Peran Ayah Bukan Hanya Pencari Nafkah
Dalam rumah tangga, ayah memang memiliki peran sebagai kepala keluarga yang memiliki kewajiban untuk mencari nafkah. Namun, fokus tersebut menjadi kurang tepat dalam mendorong perkembangan anak. Irwan mengajak masyarakat menghapus pemikiran bahwa peran ayah sebatas mencari uang.
“Kalau ayah hanya fokus nyari uang, siapa yang ngurus kebutuhan emosional anak?” katanya.
Ia menegaskan, fokus utama pada nafkah membuat ayah kehilangan kesempatan membangun hubungan yang bermakna dengan anak.
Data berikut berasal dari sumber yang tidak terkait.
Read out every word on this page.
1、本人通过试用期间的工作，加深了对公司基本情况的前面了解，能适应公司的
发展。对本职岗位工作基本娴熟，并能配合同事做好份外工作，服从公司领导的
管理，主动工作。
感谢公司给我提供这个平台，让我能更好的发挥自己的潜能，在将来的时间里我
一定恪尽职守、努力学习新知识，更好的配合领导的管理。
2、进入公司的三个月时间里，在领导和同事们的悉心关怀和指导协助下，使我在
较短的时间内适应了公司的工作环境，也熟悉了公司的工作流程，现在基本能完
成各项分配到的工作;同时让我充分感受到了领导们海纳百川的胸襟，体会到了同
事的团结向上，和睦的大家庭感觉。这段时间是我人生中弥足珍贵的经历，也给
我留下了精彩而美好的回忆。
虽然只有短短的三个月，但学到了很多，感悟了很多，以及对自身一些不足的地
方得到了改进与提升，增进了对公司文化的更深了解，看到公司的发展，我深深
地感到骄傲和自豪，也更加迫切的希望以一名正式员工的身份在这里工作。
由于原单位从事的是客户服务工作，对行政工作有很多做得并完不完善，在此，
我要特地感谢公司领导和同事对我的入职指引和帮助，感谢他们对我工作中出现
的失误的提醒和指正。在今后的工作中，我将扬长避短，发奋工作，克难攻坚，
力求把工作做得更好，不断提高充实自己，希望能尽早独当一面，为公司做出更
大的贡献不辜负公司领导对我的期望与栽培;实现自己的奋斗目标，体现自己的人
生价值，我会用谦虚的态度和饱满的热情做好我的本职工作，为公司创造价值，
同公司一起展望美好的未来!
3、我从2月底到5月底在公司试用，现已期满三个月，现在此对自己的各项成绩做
Ayah yang seimbang antara bekerja dan hadir di rumah akan lebih mampu memahami perubahan perilaku anak, memberikan arahan tepat, dan mencegah mereka mencari pengganti figur ayah di luar keluarga.
Pujian dan Rasa Aman
Ayah yang sering memberikan pujian rutin pada anak, khususnya anak perempuan, cenderung lebih memiliki keterikatan emosional yang kuat. Ini menjadi bentuk bagian dari pengisian “ruang emosional” mereka.
“Jangan kurang dari empat kali sehari bilang ke anak perempuan bahwa dia cantik, bahwa ayah bangga,” ujarnya.
Pujian yang tulus, disertai sentuhan aman seperti pelukan atau genggaman tangan akan membangun rasa percaya diri dan rasa aman pada anak.
Jika ruang ini tidak diisi oleh ayah, anak perempuan rentan mencari validasi dari pihak lain yang bisa membawanya pada situasi berisiko.
Irwan menekankan, tindakan kecil seperti ini bila dilakukan konsisten akan menjadi benteng emosional yang kuat bagi anak menghadapi tekanan sosial di luar rumah.